The Future of Warfare

Wired recently covered Israel's plans to develop a powerful artificial intelligence to take over military command & control in the event of an emergency, leading to some nervous thoughts about Skynet.

This is where all global human conflict is heading. We've built machines to replace many jobs humans don't want to do. Thinking and fighting are the next logical steps.

Every modern military should be working towards this. Maybe they already are in secret...

Thursday, February 7, 2008

Baby Data Mining?

Researchers performing cognitive experiments on toddlers claim that children acquire language through a process similar to data mining. The toddlers were shown a series of object pairs while recordings of two words were played. During each iteration, one of the words corresponded to one of the objects. Over time, the children were able to disambiguate the references and determine which words corresponded to which objects.

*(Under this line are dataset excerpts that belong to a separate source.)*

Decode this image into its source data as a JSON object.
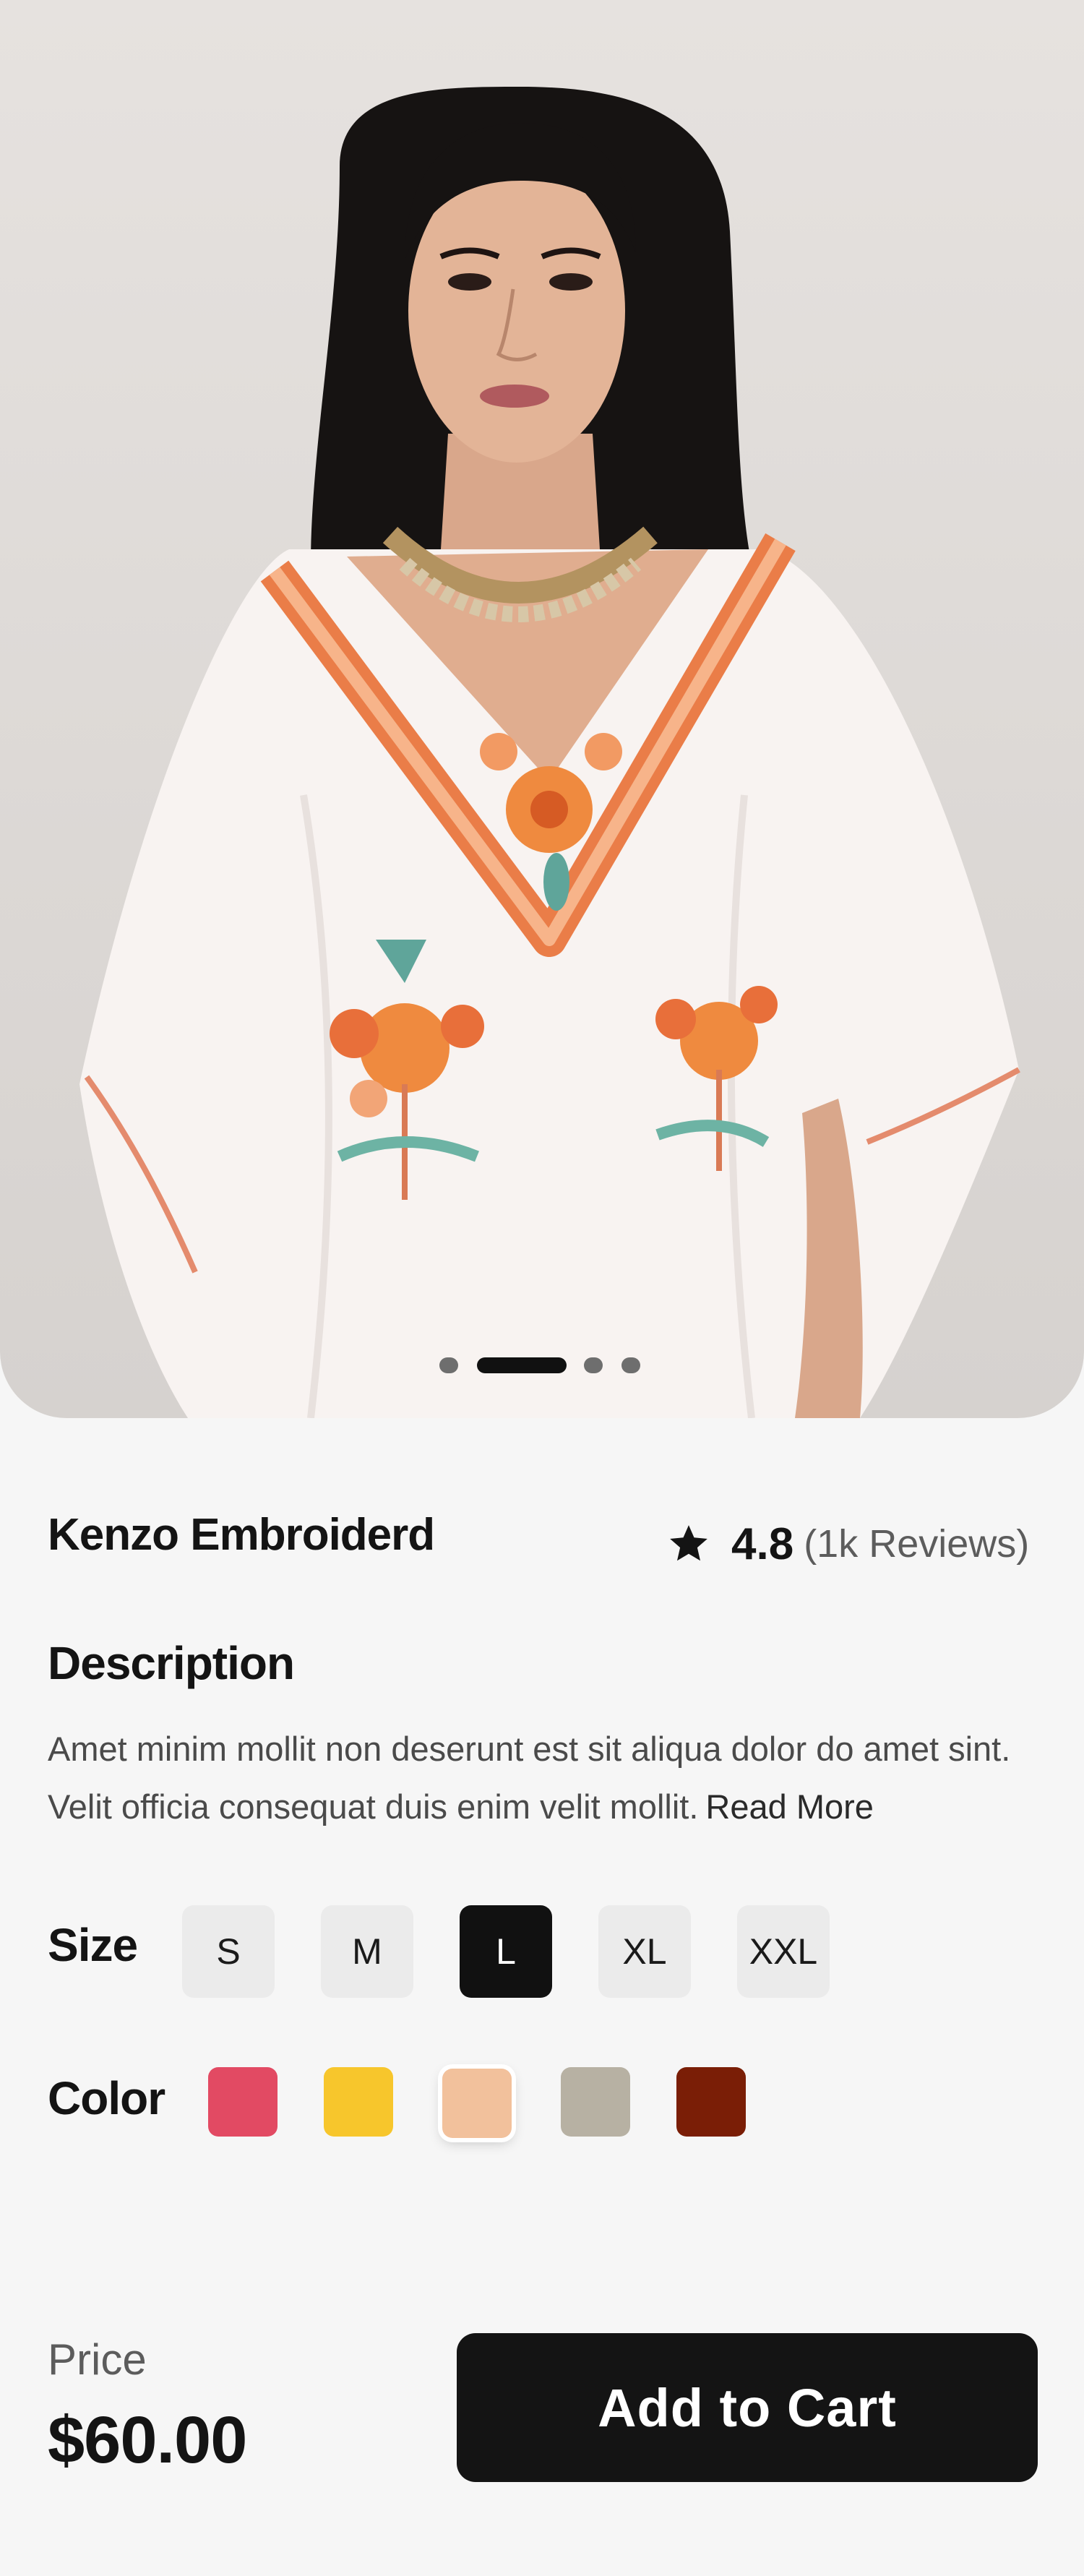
{
  "product": {
    "name": "Kenzo Embroiderd",
    "rating": "4.8",
    "reviews": "(1k Reviews)",
    "image_description": "star-icon"
  },
  "carousel": {
    "count": 4,
    "active_index": 1
  },
  "description": {
    "heading": "Description",
    "text": "Amet minim mollit non deserunt est sit aliqua dolor do amet sint. Velit officia consequat duis enim velit mollit.",
    "read_more": "Read More"
  },
  "size": {
    "label": "Size",
    "options": [
      "S",
      "M",
      "L",
      "XL",
      "XXL"
    ],
    "selected": "L"
  },
  "color": {
    "label": "Color",
    "options": [
      "#e24a63",
      "#f7c62c",
      "#f2c19c",
      "#b7b1a3",
      "#7a1e06"
    ],
    "selected": "#f2c19c"
  },
  "footer": {
    "price_label": "Price",
    "price": "$60.00",
    "cta": "Add to Cart"
  }
}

While the scientists claim this language learning method to be akin to data mining, to me it seems less like a statistical searching process and more like rule-based pattern recognition and association building.

via Slashdot

Gas-Pumping Robot

First vacuuming the rug, then moving the lawn, now robots can pump your gas for you. If this operates as well as advertised, the designers must have overcome several significant vision and pattern recognition challenges to make it work.

I wonder if they'll allow these in New Jersey?

And when will it be upgraded to wash your windows and check your oil?